Pensez-vous que ce scandale aura des répercussions sur les banques ?
Oui. Mais c’est en fait une bonne nouvelle. Les banques vont devoir payer leurs erreurs passées parce qu’elles le peuvent. Elles ont renoué avec la rentabilité. Les marges nettes sont en forte augmentation. Elles présentent un moindre risque pour l’économie américaine.

Va-t-on vers une nouvelle crise aigüe à l’instar de celle que l’on a connue en 2008 ?

Nous n’assisterons pas à une nouvelle crise extrême, à l’instar de celle de 2008, pour la simple raison que cette crise est étroitement surveillée par la Fed et qu’une crise qu’on anticipe n’arrive pas.
Le marché immobilier constitue le point central du radar de la Réserve Fédérale américaine. La banque centrale suit de très prêt l’évolution des prix et la déflation aujourd’hui observée n’est pas rassurante. C’est en partie ce qui explique la poursuite de sa politique monétaire non conventionnelle.

Quelle pourrait être l’ampleur des répercussions de ce scandale ?
On comptabilise près de 9 millions de saisies immobilières depuis quatre ans. Il n’est pas dit que nous aurons 9 millions de saisies qui seront contestées. Beaucoup de ménages sont, indépendamment des vices de procédure, dans l’incapacité d’honorer le remboursement des prêts qu’elles ont souscrit pour financier leur bien. De nombreuses maisons ont été détruites à défaut d’être entretenues. Par ailleurs, des ménages ont refait leur vie.
Le vrai problème sera davantage la contestation que pourrait faire d’importants investisseurs comme Pimco.

Certains craignent que le ralentissement des saisies retarde le rétablissement du marché immobilier américain ?
Un ralentissement du rythme des saisies permettra au marché immobilier de s’assainir. Le scandale déclenché aura eu pour effet de conduire les banques à être plus rigoureuses dans leur procédure de saisie. Cela devrait conduire naturellement à une diminution du nombre de saisies.
A l’heure actuelle, ce qui pose difficulté c’est l’état du marché secondaire des maisons qui empêche le marché de la reconstruction de repartir.
Les saisies immobilières viennent alimenter le stock des maisons invendues.

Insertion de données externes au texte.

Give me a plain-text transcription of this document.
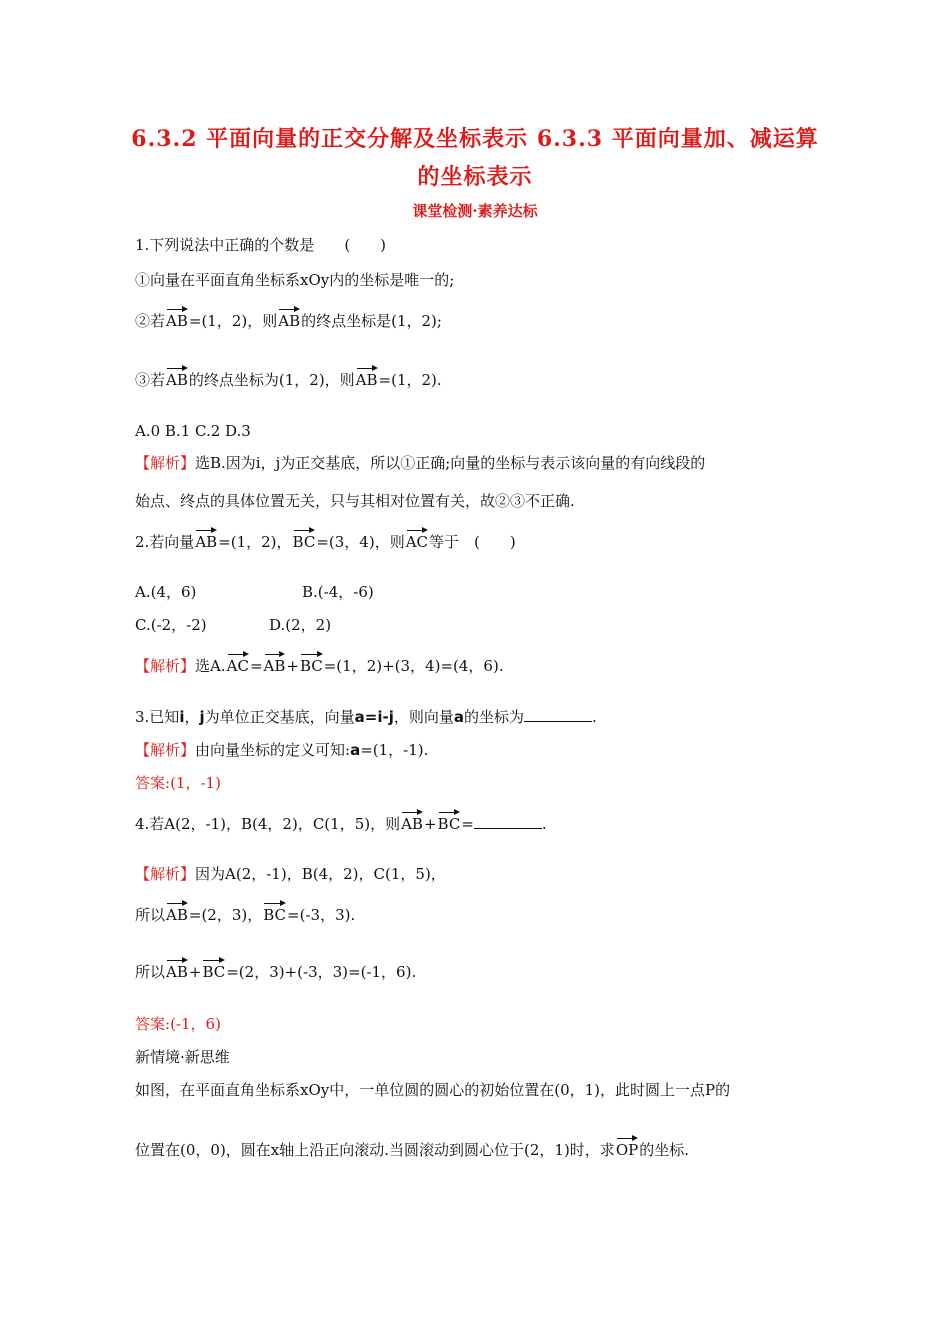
6.3.2 平面向量的正交分解及坐标表示 6.3.3 平面向量加、减运算
的坐标表示
课堂检测·素养达标
1.下列说法中正确的个数是　　(　　)
①向量在平面直角坐标系xOy内的坐标是唯一的;
②若AB=(1，2)，则AB的终点坐标是(1，2);
③若AB的终点坐标为(1，2)，则AB=(1，2).
A.0 B.1 C.2 D.3
【解析】选B.因为i，j为正交基底，所以①正确;向量的坐标与表示该向量的有向线段的
始点、终点的具体位置无关，只与其相对位置有关，故②③不正确.
2.若向量AB=(1，2)，BC=(3，4)，则AC等于　(　　)
A.(4，6)	B.(-4，-6)
C.(-2，-2)	D.(2，2)
【解析】选A.AC=AB+BC=(1，2)+(3，4)=(4，6).
3.已知i，j为单位正交基底，向量a=i-j，则向量a的坐标为	.
【解析】由向量坐标的定义可知:a=(1，-1).
答案:(1，-1)
4.若A(2，-1)，B(4，2)，C(1，5)，则AB+BC=	.
【解析】因为A(2，-1)，B(4，2)，C(1，5)，
所以AB=(2，3)，BC=(-3，3).
所以AB+BC=(2，3)+(-3，3)=(-1，6).
答案:(-1，6)
新情境·新思维
如图，在平面直角坐标系xOy中，一单位圆的圆心的初始位置在(0，1)，此时圆上一点P的
位置在(0，0)，圆在x轴上沿正向滚动.当圆滚动到圆心位于(2，1)时，求OP的坐标.
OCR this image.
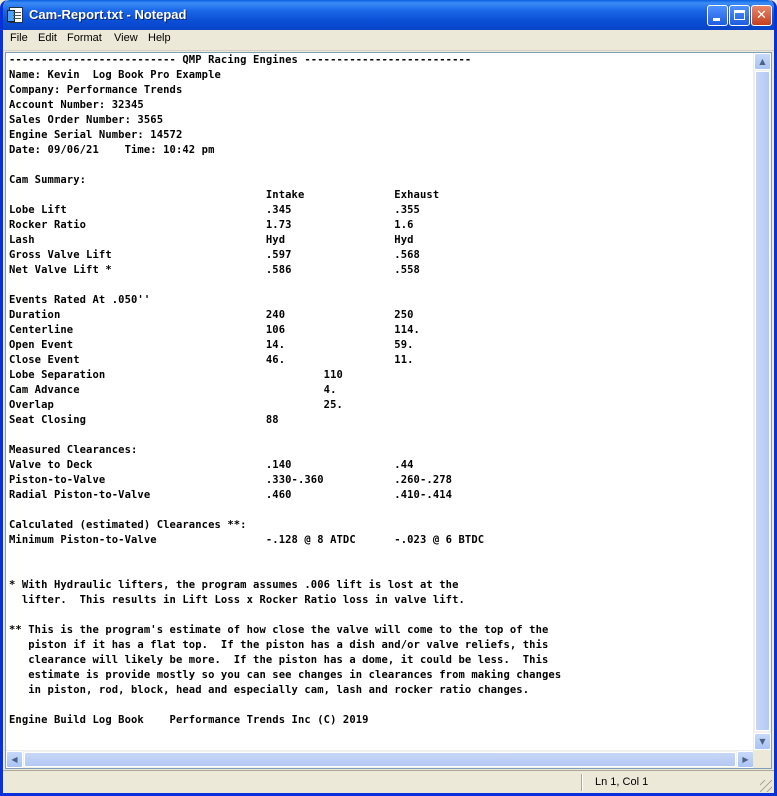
Cam-Report.txt - Notepad	✕
File Edit Format View Help
-------------------------- QMP Racing Engines --------------------------
Name: Kevin  Log Book Pro Example
Company: Performance Trends
Account Number: 32345
Sales Order Number: 3565
Engine Serial Number: 14572
Date: 09/06/21    Time: 10:42 pm

Cam Summary:
Intake              Exhaust
Lobe Lift                               .345                .355
Rocker Ratio                            1.73                1.6
Lash                                    Hyd                 Hyd
Gross Valve Lift                        .597                .568
Net Valve Lift *                        .586                .558

Events Rated At .050''
Duration                                240                 250
Centerline                              106                 114.
Open Event                              14.                 59.
Close Event                             46.                 11.
Lobe Separation                                  110
Cam Advance                                      4.
Overlap                                          25.
Seat Closing                            88

Measured Clearances:
Valve to Deck                           .140                .44
Piston-to-Valve                         .330-.360           .260-.278
Radial Piston-to-Valve                  .460                .410-.414

Calculated (estimated) Clearances **:
Minimum Piston-to-Valve                 -.128 @ 8 ATDC      -.023 @ 6 BTDC

* With Hydraulic lifters, the program assumes .006 lift is lost at the
lifter.  This results in Lift Loss x Rocker Ratio loss in valve lift.

** This is the program's estimate of how close the valve will come to the top of the
piston if it has a flat top.  If the piston has a dish and/or valve reliefs, this
clearance will likely be more.  If the piston has a dome, it could be less.  This
estimate is provide mostly so you can see changes in clearances from making changes
in piston, rod, block, head and especially cam, lash and rocker ratio changes.

Engine Build Log Book    Performance Trends Inc (C) 2019
▲
▼
◀	▶
Ln 1, Col 1
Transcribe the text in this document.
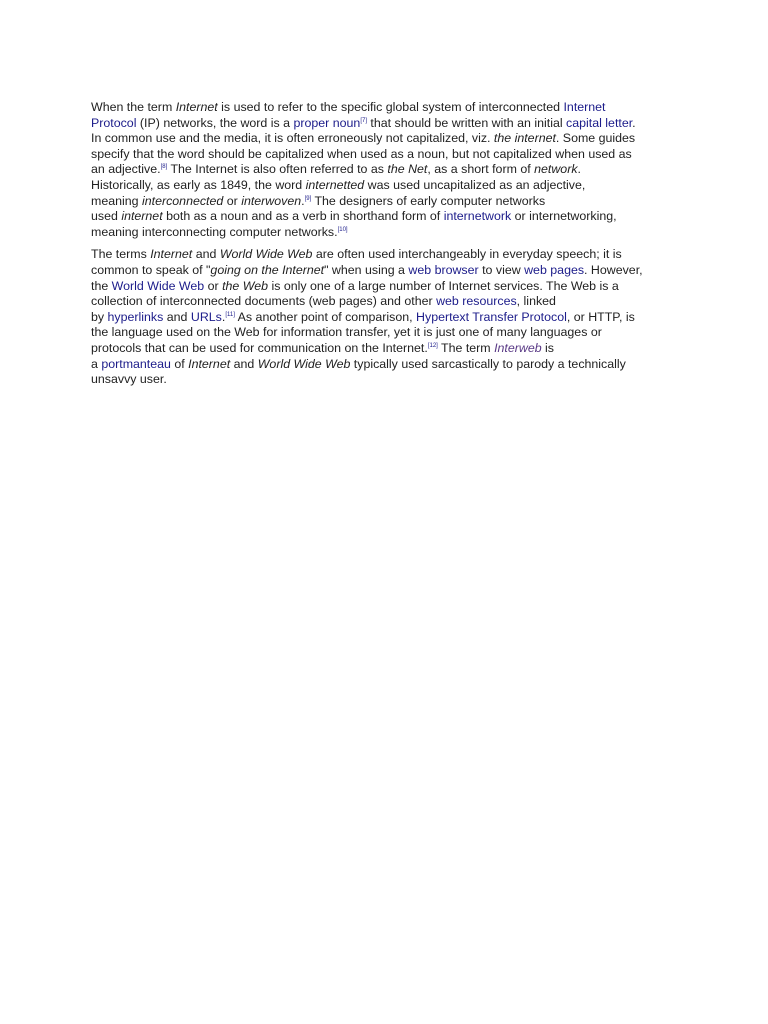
When the term Internet is used to refer to the specific global system of interconnected Internet
Protocol (IP) networks, the word is a proper noun[7] that should be written with an initial capital letter.
In common use and the media, it is often erroneously not capitalized, viz. the internet. Some guides
specify that the word should be capitalized when used as a noun, but not capitalized when used as
an adjective.[8] The Internet is also often referred to as the Net, as a short form of network.
Historically, as early as 1849, the word internetted was used uncapitalized as an adjective,
meaning interconnected or interwoven.[9] The designers of early computer networks
used internet both as a noun and as a verb in shorthand form of internetwork or internetworking,
meaning interconnecting computer networks.[10]
The terms Internet and World Wide Web are often used interchangeably in everyday speech; it is
common to speak of "going on the Internet" when using a web browser to view web pages. However,
the World Wide Web or the Web is only one of a large number of Internet services. The Web is a
collection of interconnected documents (web pages) and other web resources, linked
by hyperlinks and URLs.[11] As another point of comparison, Hypertext Transfer Protocol, or HTTP, is
the language used on the Web for information transfer, yet it is just one of many languages or
protocols that can be used for communication on the Internet.[12] The term Interweb is
a portmanteau of Internet and World Wide Web typically used sarcastically to parody a technically
unsavvy user.
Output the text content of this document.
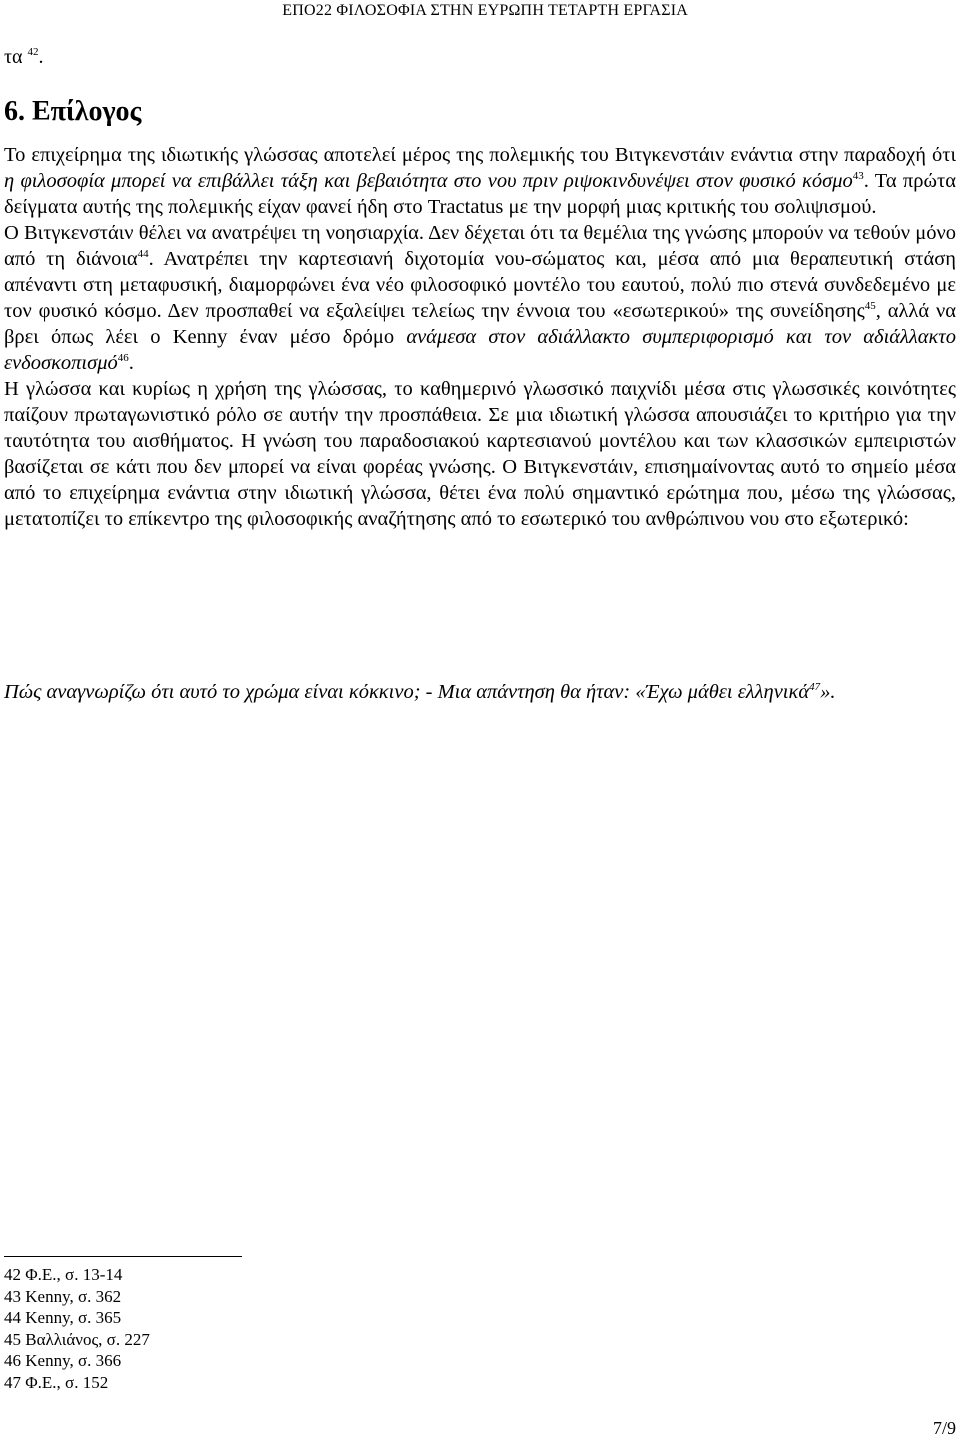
ΕΠΟ22 ΦΙΛΟΣΟΦΙΑ ΣΤΗΝ ΕΥΡΩΠΗ ΤΕΤΑΡΤΗ ΕΡΓΑΣΙΑ
τα $^{42}$.
6. Επίλογος

Το επιχείρημα της ιδιωτικής γλώσσας αποτελεί μέρος της πολεμικής του Βιτγκενστάιν ενάντια στην παραδοχή ότι η φιλοσοφία μπορεί να επιβάλλει τάξη και βεβαιότητα στο νου πριν ριψοκινδυνέψει στον φυσικό κόσμο$^{43}$. Τα πρώτα δείγματα αυτής της πολεμικής είχαν φανεί ήδη στο Tractatus με την μορφή μιας κριτικής του σολιψισμού.

Ο Βιτγκενστάιν θέλει να ανατρέψει τη νοησιαρχία. Δεν δέχεται ότι τα θεμέλια της γνώσης μπορούν να τεθούν μόνο από τη διάνοια$^{44}$. Ανατρέπει την καρτεσιανή διχοτομία νου-σώματος και, μέσα από μια θεραπευτική στάση απέναντι στη μεταφυσική, διαμορφώνει ένα νέο φιλοσοφικό μοντέλο του εαυτού, πολύ πιο στενά συνδεδεμένο με τον φυσικό κόσμο. Δεν προσπαθεί να εξαλείψει τελείως την έννοια του «εσωτερικού» της συνείδησης$^{45}$, αλλά να βρει όπως λέει ο Kenny έναν μέσο δρόμο ανάμεσα στον αδιάλλακτο συμπεριφορισμό και τον αδιάλλακτο ενδοσκοπισμό$^{46}$.

Η γλώσσα και κυρίως η χρήση της γλώσσας, το καθημερινό γλωσσικό παιχνίδι μέσα στις γλωσσικές κοινότητες παίζουν πρωταγωνιστικό ρόλο σε αυτήν την προσπάθεια. Σε μια ιδιωτική γλώσσα απουσιάζει το κριτήριο για την ταυτότητα του αισθήματος. Η γνώση του παραδοσιακού καρτεσιανού μοντέλου και των κλασσικών εμπειριστών βασίζεται σε κάτι που δεν μπορεί να είναι φορέας γνώσης. Ο Βιτγκενστάιν, επισημαίνοντας αυτό το σημείο μέσα από το επιχείρημα ενάντια στην ιδιωτική γλώσσα, θέτει ένα πολύ σημαντικό ερώτημα που, μέσω της γλώσσας, μετατοπίζει το επίκεντρο της φιλοσοφικής αναζήτησης από το εσωτερικό του ανθρώπινου νου στο εξωτερικό:

Πώς αναγνωρίζω ότι αυτό το χρώμα είναι κόκκινο; - Μια απάντηση θα ήταν: «Έχω μάθει ελληνικά$^{47}$».

42 Φ.Ε., σ. 13-14
43 Kenny, σ. 362
44 Kenny, σ. 365
45 Βαλλιάνος, σ. 227
46 Kenny, σ. 366
47 Φ.Ε., σ. 152
7/9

Si les saisies sont moins nombreuses, alors le stock devrait mécaniquement être plus faible et cela profitera aux prix sur le marché, l’offre devenant moins abondante par rapport à la demande.

De quelle manière voyez-vous ce marché évoluer ?
Nous avons actuellement un stock de 3,5 millions de maisons. Nous avions à un stock de 4,5 millions de maisons au plus fort de la crise financière, au deuxième trimestre 2008. Il faudrait retomber entre 2 et 2,5 millions de maisons pour retrouver un niveau normalisé de stock.
Cela permettrait de construire un million de maisons par an. Aujourd’hui 500 000 maisons sont mises en chantier. Nous étions avant la crise à un niveau de 1,5 millions de maisons.

Nous sommes face à deux années de vache maigre et surtout d’assainissement. Nous ne voyons pas de reprise fin 2012.

Le facteur démographique constituerait cependant un élément positif ?

21% des ‘young adults’, agés entre 18 et 34 ans habitent encore chez leurs parents. Ce taux était de 18,5% avant la crise. Si le marché de l’emploi poursuit son redémarrage, ce sont autant de personnes susceptibles d’acquérir un bien immobilier mais Il faudrait alors garder des taux d’intérêt bas. Ils sont à 4,30 pour 15 ans.